Apart from “the affront to the conscience that takes place from all the death going on in the rooms down the hall,” Padilla said, “is the death that occurs to those who work there, like me — death by a thousand cuts.”

“From asking you to step over moral lines that start small, to manipulating sonograms … to the brazen pursuit of money over the health of women, to disallowing employees to lift a finger to help a woman if her needs do not bring revenue (such as finding shelter) … to prohibiting the word ‘baby’ to be spoken … to using your weakness against you (‘You don’t have a driver’s license, Noemi; go ahead — quit. Where are you going to go?’), to telling workers to ‘shut up, know your place and do as you are told’ … Soon, you don’t have the energy to fight anymore,” Padilla said.

She told CBN News that the moral issue of abortion is “always” present as an abortion worker, “which is why we’re the biggest liars to ourselves.”

“I couldn’t face myself in the mirror … We just buried it really, really deeply,” she said.

The “final straw,” she said, came when a woman arrived who did not want an abortion but “was simply eager to monitor the health of the baby inside her.”

Audrey (name changed for anonymity) had first confused the abortion facility with a nearby pregnancy center but continued to come monthly for sonograms.

“I had been feeling an extreme desire to help a pregnant woman who didn’t want an abortion, so we were a perfect match,” Padilla said. “Over five months, I was able to joyfully perform the sonograms and watch as her healthy baby grew steadily and surely.”

Then one day, Padilla said Audrey called her to tell her “she was being rushed in for an abortion” and wanted her “to be in the procedure room to hold her hand.” Padilla also got a call from the hospital sending Audrey over, in which they said her baby had a “fetal anomaly” that could result in the baby’s death.

“I watched the development of her baby for all those months and I knew the baby was as healthy as an ox. Was it all a mistake?” Padilla recalled wondering. She told the abortion facility owner that she “needed to see the medical records from the hospital immediately to verify what the problem was,” but was told the hospital “was not obligated to send the medical records, and that they “were not to push the issue.”

“It meant we had a three-day abortion — at $7,000 — to perform ASAP. My five-month-long experience with that perfectly healthy baby did not matter. I felt like I was being muzzled … again,” Padilla recalled.

“And it was there, in that moment sitting alongside Audrey, holding her hand, that I knew that I had become someone else. My old self would have turned over tables to fight for a woman who was being railroaded into aborting a baby she wanted and had no fetal anomaly… But beaten down as I was, I sat there unable to summon the fight anymore. I let that woman go through the procedure without once raising my voice.”

“I couldn’t lie to myself anymore,” she told CBN News, describing the time after that pivotal incident.

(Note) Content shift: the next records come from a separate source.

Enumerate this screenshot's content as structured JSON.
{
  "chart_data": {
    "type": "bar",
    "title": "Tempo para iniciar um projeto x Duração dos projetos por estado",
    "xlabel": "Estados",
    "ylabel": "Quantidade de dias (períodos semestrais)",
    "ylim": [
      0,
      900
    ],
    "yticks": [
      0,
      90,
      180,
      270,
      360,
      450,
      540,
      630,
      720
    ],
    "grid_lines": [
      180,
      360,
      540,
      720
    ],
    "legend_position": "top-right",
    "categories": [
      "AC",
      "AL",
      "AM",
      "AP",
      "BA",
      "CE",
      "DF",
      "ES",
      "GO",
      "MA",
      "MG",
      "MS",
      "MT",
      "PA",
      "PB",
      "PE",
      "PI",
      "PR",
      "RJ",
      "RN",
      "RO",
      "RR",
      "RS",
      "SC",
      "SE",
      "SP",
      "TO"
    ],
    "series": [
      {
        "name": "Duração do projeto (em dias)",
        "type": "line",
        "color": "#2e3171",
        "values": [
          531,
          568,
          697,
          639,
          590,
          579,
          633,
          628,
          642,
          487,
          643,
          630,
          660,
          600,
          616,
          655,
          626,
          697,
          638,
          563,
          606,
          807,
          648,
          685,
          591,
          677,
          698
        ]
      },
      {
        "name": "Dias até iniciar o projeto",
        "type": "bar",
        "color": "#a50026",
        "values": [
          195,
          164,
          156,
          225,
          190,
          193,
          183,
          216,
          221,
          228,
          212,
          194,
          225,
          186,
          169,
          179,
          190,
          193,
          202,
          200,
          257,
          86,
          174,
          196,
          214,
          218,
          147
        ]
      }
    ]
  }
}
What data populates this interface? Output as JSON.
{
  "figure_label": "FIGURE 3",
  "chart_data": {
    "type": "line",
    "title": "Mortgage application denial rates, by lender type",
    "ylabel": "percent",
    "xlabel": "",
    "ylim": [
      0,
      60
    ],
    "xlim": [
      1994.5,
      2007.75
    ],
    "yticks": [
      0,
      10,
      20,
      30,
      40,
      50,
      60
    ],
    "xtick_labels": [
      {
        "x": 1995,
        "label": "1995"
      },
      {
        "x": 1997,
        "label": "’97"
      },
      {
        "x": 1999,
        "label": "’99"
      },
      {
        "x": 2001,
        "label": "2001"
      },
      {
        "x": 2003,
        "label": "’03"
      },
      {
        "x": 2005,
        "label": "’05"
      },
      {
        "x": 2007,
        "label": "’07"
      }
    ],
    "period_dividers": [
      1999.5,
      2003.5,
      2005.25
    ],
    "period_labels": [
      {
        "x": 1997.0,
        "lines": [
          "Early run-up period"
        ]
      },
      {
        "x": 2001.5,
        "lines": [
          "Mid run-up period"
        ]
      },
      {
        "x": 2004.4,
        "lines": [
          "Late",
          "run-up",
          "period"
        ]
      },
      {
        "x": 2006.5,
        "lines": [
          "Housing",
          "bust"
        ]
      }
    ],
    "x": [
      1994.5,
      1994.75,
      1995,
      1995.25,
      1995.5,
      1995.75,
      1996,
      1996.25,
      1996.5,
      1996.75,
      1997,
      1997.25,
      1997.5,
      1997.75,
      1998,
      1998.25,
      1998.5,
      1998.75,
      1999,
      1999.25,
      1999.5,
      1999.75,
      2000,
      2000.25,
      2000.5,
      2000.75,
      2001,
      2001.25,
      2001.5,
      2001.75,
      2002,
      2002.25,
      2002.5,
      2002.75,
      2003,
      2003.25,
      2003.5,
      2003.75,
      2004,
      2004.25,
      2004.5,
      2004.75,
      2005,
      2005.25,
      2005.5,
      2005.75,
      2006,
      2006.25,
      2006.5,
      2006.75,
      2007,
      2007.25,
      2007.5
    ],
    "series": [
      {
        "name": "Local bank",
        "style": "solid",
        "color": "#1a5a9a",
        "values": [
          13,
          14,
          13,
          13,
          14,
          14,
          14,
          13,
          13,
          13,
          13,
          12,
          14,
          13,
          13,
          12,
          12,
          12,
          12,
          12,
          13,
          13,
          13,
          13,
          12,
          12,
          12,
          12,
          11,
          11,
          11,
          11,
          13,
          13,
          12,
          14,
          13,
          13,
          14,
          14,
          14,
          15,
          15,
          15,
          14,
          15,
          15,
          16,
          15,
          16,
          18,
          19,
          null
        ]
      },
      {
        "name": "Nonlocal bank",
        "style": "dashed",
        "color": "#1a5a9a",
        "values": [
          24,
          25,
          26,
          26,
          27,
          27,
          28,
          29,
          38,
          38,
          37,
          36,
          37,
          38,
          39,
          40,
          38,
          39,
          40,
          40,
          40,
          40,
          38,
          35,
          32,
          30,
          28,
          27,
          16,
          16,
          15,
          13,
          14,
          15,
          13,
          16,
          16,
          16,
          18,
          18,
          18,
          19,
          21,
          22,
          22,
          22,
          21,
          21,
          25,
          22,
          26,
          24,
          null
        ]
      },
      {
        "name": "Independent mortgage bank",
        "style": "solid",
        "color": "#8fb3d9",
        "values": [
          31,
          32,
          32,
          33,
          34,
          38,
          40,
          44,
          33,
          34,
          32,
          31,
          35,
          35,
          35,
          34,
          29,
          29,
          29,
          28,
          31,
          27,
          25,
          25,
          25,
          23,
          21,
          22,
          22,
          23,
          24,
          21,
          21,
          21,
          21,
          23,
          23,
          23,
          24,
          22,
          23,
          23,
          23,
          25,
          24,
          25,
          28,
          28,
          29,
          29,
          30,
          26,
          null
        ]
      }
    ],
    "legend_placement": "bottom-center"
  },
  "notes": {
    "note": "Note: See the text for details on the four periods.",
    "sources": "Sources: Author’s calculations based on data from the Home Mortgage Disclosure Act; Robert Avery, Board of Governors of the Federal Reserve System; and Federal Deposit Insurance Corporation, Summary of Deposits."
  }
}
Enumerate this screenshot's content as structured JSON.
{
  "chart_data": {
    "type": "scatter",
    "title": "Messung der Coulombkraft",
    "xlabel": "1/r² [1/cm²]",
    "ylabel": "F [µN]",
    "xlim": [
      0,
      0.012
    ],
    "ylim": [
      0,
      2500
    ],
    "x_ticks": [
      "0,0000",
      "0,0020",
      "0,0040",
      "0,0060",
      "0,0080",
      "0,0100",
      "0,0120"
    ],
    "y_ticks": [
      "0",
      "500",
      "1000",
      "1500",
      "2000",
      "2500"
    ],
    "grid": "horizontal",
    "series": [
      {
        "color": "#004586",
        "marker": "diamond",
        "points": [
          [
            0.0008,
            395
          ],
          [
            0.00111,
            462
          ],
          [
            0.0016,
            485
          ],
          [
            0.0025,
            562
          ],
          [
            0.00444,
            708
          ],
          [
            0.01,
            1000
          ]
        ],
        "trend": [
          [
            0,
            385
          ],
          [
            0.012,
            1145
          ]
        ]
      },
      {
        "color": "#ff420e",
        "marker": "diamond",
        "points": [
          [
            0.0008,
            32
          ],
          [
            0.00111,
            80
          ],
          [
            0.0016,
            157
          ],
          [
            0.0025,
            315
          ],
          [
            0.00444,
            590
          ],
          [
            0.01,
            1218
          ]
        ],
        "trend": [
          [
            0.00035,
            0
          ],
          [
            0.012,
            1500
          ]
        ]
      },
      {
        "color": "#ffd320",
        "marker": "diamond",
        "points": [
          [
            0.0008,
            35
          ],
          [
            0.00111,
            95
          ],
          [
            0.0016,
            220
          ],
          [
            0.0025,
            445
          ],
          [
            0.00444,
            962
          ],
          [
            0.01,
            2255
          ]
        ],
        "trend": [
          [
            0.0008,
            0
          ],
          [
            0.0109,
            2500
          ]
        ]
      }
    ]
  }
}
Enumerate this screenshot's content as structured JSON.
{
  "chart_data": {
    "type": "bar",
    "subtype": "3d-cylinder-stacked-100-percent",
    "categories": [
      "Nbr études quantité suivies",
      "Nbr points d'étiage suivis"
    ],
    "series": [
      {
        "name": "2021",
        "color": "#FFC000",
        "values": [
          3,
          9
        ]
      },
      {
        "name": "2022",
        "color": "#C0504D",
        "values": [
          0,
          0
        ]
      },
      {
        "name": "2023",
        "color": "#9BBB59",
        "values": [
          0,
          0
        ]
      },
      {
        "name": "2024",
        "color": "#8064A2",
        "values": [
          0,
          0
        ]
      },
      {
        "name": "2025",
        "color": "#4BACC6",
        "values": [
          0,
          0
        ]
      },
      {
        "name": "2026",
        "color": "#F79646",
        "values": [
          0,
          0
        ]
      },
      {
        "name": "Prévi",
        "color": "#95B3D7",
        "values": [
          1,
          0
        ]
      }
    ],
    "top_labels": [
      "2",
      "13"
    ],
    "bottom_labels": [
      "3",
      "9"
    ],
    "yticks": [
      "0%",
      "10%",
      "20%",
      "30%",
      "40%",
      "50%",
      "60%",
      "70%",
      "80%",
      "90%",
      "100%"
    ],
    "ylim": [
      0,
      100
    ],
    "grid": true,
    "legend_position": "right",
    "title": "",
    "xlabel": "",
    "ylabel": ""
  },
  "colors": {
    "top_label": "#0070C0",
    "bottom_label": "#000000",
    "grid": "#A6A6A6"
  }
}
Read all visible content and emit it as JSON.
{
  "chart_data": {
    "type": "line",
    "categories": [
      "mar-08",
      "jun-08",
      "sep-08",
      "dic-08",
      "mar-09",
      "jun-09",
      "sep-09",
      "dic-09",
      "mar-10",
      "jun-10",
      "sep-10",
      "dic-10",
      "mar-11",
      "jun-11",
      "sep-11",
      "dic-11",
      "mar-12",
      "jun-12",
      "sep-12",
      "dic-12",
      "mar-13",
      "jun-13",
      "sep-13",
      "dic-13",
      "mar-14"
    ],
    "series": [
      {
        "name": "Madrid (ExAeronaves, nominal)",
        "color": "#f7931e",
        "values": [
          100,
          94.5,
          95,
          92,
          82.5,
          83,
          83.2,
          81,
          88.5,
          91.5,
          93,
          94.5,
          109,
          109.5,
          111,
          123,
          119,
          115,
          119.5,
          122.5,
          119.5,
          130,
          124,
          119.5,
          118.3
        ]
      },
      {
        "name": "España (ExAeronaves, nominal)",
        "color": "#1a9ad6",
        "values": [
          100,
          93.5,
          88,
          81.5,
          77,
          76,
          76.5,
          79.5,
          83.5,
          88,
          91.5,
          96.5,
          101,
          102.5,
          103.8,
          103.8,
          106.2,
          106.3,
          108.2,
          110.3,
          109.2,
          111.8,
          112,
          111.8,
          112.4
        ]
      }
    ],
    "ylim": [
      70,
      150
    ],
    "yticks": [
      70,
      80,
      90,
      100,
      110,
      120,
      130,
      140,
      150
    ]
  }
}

Padilla said she later saw the woman’s medical records, in which “nothing seemed to indicate the need” for an emergency abortion.

“The experience broke me. On Monday morning, I lay in bed unable to move. Then I heard a voice. ‘You don’t have to go in,’ it kept saying. Suddenly I found myself starting to consider it,” Padilla continued.

“All at once, I was done. I got up, went in, quit, and then went to the beach and plopped myself in a chair and stared at the water all day long. I must have managed to say, ‘God, please forgive me,’ at least 100,000 times.”

That day, Padilla said, she called a group she “knew much about from a sidewalk advocate named Tricia”: “And Then There Were None,” an organization founded by Planned Parenthood clinic director-turned pro-life activist Abby Johnson that encourages abortion clinic workers to leave the industry and helps them to do so.

The group was especially valuable to Padilla because, she said, “When you leave the abortion clinic, they shun you. They’ll lie about you. They’ll give you horrible recommendations. They’ll do anything so that you can’t progress because they want you to need them and have to come back.”

Padilla told CBN News she has since helped other abortion workers to leave with the assistance of “Then There Were None.” The group “exhibits uncommon love, the love of Jesus, every day,” Padilla said.